Westlandgate in 1985 (involving Cabinet members in conflict over plans to bail out the helicopter company Westland), Stalkergate

in 1986 (named after the Deputy Chief Constable of Greater Manchester police, John Stalker, who was invited to chair an inquiry into allegations of an RUC 'shoot-to-kill' policy in Northern Ireland and was then removed from this inquiry for

several months while allegations of his own improper association with a known criminal were considered and rejected), and Lawsongate in 1988, involving allegations that the Chancellor of the Exchequer, Nigel Lawson, had deliberately deceived the public about the economy, to mention but a few.

It suits the White House to flatter Mrs Thatcher's diplomatic pretensions, just as it suits it to deflate those of the Labour leader, Mr Neil Kinnock. But it is a

long way from 'Kinnockgate' for the good reason that the Americans are barely aware of the 'Neil-snubs-Ron-snubs-Maggie-snubs-Neil' row they are embroiled in.

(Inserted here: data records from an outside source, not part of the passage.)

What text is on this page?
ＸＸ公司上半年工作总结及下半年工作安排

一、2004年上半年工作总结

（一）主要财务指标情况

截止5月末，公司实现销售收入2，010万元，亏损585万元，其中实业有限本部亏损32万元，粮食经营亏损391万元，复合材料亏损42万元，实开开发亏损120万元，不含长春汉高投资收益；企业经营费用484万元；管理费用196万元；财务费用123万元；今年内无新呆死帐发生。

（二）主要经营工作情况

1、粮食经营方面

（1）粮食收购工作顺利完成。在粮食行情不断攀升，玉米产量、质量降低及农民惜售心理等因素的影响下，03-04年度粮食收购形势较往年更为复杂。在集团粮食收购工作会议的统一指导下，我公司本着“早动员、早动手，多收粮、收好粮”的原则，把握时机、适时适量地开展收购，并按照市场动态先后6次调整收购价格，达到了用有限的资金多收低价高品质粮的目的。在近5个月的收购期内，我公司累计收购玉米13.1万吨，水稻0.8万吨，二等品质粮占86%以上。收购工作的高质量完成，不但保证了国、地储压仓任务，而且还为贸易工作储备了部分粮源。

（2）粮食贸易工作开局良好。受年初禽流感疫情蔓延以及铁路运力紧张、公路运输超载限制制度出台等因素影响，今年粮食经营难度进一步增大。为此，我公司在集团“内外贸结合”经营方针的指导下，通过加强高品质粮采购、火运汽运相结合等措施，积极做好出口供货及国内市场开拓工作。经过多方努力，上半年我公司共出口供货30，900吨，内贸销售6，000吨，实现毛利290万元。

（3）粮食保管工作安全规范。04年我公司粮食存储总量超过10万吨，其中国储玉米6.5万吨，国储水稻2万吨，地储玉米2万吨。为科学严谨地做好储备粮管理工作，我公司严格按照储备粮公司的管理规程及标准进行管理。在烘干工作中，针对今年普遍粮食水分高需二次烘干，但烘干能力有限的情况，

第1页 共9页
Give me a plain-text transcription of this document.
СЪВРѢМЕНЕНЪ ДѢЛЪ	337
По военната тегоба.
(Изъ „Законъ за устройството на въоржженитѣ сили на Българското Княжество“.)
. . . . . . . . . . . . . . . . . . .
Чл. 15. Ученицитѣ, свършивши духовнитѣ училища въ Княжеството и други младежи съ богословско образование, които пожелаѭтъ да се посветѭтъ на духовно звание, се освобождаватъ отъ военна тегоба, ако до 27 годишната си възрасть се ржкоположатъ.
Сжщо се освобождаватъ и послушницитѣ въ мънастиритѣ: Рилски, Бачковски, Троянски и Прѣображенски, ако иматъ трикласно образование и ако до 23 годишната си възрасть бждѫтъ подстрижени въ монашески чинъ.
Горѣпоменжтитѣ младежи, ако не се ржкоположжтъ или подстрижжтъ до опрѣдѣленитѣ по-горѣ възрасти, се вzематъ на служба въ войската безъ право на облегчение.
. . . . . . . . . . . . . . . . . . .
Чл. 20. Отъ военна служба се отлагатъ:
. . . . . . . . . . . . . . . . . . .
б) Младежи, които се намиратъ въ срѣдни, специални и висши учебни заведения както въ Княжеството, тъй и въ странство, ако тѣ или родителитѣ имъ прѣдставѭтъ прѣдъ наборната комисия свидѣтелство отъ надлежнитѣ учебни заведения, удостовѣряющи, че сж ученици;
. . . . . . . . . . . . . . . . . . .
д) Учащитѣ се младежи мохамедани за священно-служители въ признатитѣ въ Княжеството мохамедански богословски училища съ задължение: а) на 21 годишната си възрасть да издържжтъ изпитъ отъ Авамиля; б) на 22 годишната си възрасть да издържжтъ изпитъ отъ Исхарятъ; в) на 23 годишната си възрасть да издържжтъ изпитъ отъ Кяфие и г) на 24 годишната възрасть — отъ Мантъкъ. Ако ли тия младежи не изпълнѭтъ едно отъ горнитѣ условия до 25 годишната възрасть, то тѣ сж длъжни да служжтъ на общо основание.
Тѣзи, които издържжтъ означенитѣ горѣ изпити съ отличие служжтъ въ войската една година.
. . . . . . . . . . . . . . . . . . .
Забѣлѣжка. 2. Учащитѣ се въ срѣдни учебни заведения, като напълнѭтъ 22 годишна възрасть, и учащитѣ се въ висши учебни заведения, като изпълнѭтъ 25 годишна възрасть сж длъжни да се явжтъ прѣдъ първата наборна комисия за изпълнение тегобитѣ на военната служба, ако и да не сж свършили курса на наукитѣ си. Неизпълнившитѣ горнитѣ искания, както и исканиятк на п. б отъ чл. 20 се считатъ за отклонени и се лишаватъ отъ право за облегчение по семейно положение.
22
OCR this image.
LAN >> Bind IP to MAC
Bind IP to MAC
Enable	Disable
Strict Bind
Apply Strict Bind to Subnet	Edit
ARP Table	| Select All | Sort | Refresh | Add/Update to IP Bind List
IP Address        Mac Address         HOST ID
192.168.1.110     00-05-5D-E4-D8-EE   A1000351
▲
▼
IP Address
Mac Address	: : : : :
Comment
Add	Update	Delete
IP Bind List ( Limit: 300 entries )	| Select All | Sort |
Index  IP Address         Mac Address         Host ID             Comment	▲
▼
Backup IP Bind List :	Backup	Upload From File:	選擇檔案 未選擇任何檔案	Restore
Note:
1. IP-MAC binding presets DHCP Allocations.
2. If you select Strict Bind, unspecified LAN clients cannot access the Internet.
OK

Guardian 30 Mar. 1984, p. 6

The current deterioration of the Ulster environment will continue unabated...if future developments significantly touch the RUC ('Stalkergate') or the judiciary.

Marxism Today Sept. 1986, p. 41

Europeans...are not going to stomach the star-spangled strain of bible-thumping religiosity peddled by smooth-talking American preachers like Jerry Falwell, Pat Robertson and Jim Bakker (he of the 'Pearlygate' sex and corruption scandal).

Observer Magazine 22 Nov. 1987, p. 50

From the 'Lawsongate' headline...through to the...allegation of a 'cover-up'...newspapers were unanimous in their belief that it was Nigel Lawson who had misled people.

Independent 14 Nov. 1988, p. 2

In those days...the Higher Skepticism had not yet appeared, fueled by the assassinations of the Kennedys and Martin Luther King and the others and by the Vietnam war and by Watergate...and by Irangate, etc.